The Schedule-To-Start Timeout is enforced for each Activity Task, whereas the Schedule-To-Close Timeout is enforced once per Activity Execution. Thus, "Schedule" in Schedule-To-Start refers to the scheduling moment of every Activity Task in the sequence of Activity Tasks that make up the Activity Execution, while "Schedule" in Schedule-To-Close refers to the first Activity Task in that sequence.
A Retry Policy attached to an Activity Execution retries an Activity Task.
This timeout has two primary use cases:
- Detect whether an individual Worker has crashed.
- Detect whether the fleet of Workers polling the Task Queue is not able to keep up with the rate of Activity Tasks.
The default Schedule-To-Start Timeout is ∞ (infinity).
If this timeout is used, we recommend setting this timeout to the maximum time a Workflow Execution is willing to wait for an Activity Execution in the presence of all possible Worker outages, and have a concrete plan in place to reroute Activity Tasks to a different Task Queue.

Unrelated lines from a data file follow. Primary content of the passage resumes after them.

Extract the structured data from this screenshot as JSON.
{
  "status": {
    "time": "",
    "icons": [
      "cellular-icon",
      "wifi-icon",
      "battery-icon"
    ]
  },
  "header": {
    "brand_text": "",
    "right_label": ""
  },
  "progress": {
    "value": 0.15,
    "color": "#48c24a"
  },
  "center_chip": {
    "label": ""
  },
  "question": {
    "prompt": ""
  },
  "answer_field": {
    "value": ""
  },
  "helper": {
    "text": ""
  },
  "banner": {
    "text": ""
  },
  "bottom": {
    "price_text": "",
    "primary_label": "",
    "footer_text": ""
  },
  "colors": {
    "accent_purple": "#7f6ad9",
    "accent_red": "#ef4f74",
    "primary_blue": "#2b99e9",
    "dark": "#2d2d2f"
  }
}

This timeout does not trigger any retries regardless of the Retry Policy, as a retry would place the Activity Task back into the same Task Queue. We do not recommend using this timeout unless you know what you are doing.
In most cases, we recommend monitoring the temporal_activity_schedule_to_start_latency
metric to know when Workers slow down picking up Activity Tasks, instead of setting this timeout.